La répétition : il est nécessaire de lire de façon régulière et ne pas craindre de relire plusieurs fois le même livre avec de jeunes enfants de maternelle et de début de primaire. Les enfants en sont demandeurs et l’auteur de ces lignes l’a notamment expérimenté avec La Miche de pain qui permet de faire découvrir la Bible et le catéchisme aux jeunes enfants. Certains passages ont été lus plus d’une dizaine de fois à la demande de l’enfant dont l’émerveillement sans cesse renouvelé est en soi une source de joie intense.

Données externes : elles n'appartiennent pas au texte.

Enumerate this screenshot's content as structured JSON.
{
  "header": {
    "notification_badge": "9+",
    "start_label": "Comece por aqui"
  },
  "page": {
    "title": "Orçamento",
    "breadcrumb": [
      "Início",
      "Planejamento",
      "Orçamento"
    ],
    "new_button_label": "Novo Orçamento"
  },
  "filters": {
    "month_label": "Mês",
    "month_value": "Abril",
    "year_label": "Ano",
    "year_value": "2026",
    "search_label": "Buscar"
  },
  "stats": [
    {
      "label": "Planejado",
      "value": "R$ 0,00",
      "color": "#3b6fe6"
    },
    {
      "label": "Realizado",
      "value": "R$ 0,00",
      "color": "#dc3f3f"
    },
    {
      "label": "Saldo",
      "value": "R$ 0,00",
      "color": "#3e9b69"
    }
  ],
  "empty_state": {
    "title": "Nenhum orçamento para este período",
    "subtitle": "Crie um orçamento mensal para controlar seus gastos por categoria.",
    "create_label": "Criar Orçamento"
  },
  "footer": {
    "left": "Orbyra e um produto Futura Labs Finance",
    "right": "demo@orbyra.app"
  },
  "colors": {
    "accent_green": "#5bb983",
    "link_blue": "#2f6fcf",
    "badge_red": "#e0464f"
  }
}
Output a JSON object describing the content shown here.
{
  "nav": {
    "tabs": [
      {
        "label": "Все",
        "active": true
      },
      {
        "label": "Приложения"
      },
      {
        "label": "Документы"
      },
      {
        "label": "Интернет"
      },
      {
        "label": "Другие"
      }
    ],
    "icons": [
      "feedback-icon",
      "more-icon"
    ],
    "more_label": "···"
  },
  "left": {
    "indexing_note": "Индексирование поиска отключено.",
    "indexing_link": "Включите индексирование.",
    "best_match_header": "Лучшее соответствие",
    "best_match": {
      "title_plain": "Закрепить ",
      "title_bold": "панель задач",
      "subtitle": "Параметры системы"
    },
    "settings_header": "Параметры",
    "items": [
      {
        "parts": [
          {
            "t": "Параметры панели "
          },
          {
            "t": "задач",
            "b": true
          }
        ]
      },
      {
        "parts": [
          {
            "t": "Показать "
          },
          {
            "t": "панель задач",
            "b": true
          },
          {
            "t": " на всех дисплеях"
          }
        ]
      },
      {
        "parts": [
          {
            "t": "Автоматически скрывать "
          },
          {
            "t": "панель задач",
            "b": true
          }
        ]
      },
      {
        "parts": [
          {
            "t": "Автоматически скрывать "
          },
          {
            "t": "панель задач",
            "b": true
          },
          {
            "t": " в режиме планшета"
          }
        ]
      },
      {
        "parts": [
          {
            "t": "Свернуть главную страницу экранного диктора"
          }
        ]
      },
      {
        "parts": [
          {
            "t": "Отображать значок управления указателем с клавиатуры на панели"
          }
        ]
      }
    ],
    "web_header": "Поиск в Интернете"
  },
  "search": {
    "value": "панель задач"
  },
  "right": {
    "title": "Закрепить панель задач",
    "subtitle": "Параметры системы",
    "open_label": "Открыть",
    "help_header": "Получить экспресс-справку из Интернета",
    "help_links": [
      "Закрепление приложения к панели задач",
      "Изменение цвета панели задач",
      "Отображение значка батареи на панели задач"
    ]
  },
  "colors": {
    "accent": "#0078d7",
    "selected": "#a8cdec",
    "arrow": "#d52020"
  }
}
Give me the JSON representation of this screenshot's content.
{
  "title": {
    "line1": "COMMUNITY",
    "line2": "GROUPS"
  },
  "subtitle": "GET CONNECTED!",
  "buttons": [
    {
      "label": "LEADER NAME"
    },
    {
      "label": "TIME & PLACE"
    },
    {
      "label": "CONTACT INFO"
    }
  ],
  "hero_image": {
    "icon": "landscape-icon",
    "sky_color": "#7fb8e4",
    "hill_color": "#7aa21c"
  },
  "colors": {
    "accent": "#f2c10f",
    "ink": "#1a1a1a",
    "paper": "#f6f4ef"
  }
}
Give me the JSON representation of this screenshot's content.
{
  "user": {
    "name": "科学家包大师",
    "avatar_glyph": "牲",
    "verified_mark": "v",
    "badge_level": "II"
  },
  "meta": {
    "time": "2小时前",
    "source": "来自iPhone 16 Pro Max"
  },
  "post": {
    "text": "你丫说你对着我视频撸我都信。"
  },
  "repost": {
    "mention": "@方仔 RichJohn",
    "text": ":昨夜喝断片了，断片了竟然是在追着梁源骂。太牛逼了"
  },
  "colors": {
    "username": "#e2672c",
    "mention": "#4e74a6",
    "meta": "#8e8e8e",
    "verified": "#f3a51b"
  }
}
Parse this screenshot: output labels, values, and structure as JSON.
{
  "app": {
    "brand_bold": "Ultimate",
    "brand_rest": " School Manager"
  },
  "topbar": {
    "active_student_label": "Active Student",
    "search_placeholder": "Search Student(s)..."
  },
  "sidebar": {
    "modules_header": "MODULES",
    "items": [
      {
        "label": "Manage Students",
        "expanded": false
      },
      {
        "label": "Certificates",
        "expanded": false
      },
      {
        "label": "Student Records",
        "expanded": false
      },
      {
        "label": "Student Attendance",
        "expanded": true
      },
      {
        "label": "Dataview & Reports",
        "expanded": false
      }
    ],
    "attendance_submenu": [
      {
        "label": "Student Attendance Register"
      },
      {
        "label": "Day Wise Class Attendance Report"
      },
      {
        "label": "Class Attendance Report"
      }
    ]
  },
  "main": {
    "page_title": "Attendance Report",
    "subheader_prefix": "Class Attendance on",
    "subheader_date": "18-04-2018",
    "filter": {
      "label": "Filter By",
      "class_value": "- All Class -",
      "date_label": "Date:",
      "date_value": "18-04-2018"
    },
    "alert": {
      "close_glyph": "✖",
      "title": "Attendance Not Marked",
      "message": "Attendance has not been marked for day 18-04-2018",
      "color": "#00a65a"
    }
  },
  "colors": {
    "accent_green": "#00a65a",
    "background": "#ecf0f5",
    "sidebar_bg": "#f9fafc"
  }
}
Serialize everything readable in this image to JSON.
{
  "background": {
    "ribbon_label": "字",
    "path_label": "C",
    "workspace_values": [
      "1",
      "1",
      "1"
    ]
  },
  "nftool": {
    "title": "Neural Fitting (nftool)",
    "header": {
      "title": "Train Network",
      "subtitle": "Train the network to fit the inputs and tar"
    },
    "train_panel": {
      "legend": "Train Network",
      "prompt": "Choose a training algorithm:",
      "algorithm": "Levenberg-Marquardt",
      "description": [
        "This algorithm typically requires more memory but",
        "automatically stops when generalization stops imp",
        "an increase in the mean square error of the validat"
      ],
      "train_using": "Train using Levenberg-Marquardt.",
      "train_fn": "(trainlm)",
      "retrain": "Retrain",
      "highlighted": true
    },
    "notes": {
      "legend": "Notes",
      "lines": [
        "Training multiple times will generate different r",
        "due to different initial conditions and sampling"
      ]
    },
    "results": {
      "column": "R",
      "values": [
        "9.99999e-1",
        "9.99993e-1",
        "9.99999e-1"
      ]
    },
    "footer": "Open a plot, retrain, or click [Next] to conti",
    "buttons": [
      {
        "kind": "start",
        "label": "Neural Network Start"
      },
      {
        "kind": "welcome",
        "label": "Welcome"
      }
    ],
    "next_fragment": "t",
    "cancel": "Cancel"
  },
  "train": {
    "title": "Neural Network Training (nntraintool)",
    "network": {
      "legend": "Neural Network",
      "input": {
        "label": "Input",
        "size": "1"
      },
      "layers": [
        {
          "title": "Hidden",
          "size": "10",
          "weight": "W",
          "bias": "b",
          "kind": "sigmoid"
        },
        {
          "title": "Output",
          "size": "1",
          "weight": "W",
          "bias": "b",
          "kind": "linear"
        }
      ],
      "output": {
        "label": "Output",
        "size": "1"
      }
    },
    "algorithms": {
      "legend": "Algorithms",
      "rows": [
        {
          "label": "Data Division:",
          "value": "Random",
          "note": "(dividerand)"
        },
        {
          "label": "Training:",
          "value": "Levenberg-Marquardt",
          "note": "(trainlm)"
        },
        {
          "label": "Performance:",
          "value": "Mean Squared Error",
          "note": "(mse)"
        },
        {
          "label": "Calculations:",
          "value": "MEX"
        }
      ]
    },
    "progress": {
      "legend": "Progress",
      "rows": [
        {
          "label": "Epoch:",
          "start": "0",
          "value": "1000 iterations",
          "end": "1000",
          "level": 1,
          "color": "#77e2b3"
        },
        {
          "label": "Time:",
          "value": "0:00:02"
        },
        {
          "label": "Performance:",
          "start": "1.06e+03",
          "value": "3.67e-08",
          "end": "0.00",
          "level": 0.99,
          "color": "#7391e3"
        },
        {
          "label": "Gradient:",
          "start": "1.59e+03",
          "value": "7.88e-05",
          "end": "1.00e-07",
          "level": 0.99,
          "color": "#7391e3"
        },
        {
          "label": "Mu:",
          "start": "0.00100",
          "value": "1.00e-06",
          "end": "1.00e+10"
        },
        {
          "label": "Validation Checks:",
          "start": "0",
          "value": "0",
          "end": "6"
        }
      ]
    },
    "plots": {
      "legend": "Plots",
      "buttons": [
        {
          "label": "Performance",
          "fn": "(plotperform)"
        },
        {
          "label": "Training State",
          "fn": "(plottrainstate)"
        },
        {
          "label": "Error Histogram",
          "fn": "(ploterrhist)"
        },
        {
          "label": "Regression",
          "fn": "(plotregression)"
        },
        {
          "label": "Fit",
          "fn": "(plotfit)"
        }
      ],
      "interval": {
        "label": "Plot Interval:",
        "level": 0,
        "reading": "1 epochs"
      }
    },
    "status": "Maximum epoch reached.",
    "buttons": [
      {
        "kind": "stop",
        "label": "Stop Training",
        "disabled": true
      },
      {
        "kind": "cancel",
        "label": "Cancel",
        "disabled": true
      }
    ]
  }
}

Le plaisir : de façon innée, les enfants aiment qu’on leur lise des histoires ; ce moment d’échanges entre un enfant et l’un de ses parents ne doit pas être une corvée mais un moment privilégié et désiré par l’enfant. Il ne saurait donc être expédié au pas de charge ou interrompu pour répondre à un SMS sous peine de perdre son intérêt et d’être même contre-productif. Comment exiger un peu d’attention d’un enfant si nous, parents, ne pouvons consacrer vingt minutes d’affilée à notre enfant ?
Sur le rôle irremplaçable des parents, Michel Desmurget affirme : « En parlant à l’enfant et en lui lisant des histoires, les parents posent les fondations indispensables au déploiement ultérieur de la lecture mais, aussi, plus généralement des apprentissages scolaires, intellectuels, émotionnels et sociaux.[…] Ce que le milieu originel abdique, ni l’école ni le temps ne le rattraperont. »
Le rôle irremplaçable du livre
Il ne suffit pas de lire, il faut lire des livres, des vrais et ne pas se satisfaire des bandes dessinées ou des magazines. Ne nous faisons pas d’illusion, nombre d’études montrent que ces supports, pour ludiques qu’ils soient, n’ont quasiment aucun effet sur la construction du langage, le développement du vocabulaire, l’orthographe ou encore les compétences en lecture.
Il en va de même de cette gigantesque base de données qu’est Internet où l’on trouve, il est vrai, une multitude d’informations mais de façon fragmentée, qui ne permet pas d’assimiler correctement un sujet donné. « Une différence majeure entre le livre et Internet tient à l’organisation des contenus. Sur la Toile (l’appellation dit tout), l’information est diffuse, redondante et morcelée. Le détail côtoie toujours le fondamental et les fakes news se mélangent sans cesse au véridique. Les savoirs ne sont ni coordonnés, ni hiérarchisés. » à l’inverse, le livre est construit et facilite les apprentissages ou la compréhension d’un sujet.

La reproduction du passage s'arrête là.